Seahawks fans are eager for more sacks but harassing the quarterback does not necessarily mean a defense needs to hit the passer. In fact, in today’s game where quarterbacks are so protected that touching them at all risks a costly penalty, clouding their vision with long-armed defensive linemen is a smart strategy.
Just for the record, Clowney possesses 34.5” arms. Ziggy Ansah (who Corbin Smith noted in this week’s LockedonSeahawks podcast had a better debut than you might think) has virtual vines (35 1/8”) for arms. So too does first round pick L.J. Collier (34”), each of whom made splashy plays Sunday.

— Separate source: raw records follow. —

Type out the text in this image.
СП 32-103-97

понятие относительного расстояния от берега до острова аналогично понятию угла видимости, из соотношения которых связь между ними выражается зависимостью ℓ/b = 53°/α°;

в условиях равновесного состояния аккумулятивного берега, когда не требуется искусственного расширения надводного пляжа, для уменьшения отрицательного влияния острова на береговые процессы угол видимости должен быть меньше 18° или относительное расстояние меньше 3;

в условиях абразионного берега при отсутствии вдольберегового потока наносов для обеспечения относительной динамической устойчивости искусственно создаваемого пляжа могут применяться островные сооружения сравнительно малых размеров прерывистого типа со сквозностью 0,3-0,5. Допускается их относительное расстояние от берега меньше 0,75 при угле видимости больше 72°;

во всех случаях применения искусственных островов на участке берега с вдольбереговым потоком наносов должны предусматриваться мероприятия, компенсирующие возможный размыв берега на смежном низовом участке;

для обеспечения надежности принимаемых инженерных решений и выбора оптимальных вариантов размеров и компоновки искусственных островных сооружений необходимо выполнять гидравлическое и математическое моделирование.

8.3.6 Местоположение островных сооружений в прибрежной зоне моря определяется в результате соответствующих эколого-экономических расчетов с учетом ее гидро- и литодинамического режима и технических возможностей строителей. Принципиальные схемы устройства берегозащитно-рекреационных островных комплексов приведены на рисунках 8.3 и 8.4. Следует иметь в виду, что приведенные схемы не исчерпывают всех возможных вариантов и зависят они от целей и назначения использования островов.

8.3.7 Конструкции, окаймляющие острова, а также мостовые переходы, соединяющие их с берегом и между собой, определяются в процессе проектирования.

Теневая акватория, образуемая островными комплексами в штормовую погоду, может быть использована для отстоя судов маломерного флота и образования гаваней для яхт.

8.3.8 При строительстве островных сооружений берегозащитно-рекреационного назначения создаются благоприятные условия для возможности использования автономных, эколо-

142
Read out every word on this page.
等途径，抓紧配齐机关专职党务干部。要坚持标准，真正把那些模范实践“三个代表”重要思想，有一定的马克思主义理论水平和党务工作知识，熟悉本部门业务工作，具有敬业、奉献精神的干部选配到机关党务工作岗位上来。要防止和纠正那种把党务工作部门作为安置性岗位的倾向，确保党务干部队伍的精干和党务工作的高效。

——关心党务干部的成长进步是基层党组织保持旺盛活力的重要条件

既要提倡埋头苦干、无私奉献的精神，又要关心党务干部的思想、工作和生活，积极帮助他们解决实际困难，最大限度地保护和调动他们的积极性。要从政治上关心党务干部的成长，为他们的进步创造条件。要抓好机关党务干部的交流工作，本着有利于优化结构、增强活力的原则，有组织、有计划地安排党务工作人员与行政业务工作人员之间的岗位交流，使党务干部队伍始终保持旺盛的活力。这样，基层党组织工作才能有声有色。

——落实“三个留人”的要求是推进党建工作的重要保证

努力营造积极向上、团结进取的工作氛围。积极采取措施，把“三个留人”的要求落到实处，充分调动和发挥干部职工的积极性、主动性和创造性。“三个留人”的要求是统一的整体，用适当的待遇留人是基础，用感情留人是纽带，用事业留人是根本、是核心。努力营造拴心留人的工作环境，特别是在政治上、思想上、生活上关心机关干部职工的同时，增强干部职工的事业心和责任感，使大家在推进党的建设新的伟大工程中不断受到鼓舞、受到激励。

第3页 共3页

And I would argue that the most impressive pass rush of the day from Seattle actually came from Rasheem Greene – who has the audacity to “only” have 33 ¾-inch arms but certainly used them to great effectiveness in cleanly swallowing up the nimble Murray on this snap.
It is the nature of Kingsbury’s up-tempo attack that the Cardinals are going to put up eye-popping numbers. That has not (at least not yet) translated into victories, however. Perhaps in part because the speed and physicality is simply so much greater in the NFL than anything Kingsbury or his quarterback ever saw in the Big 12.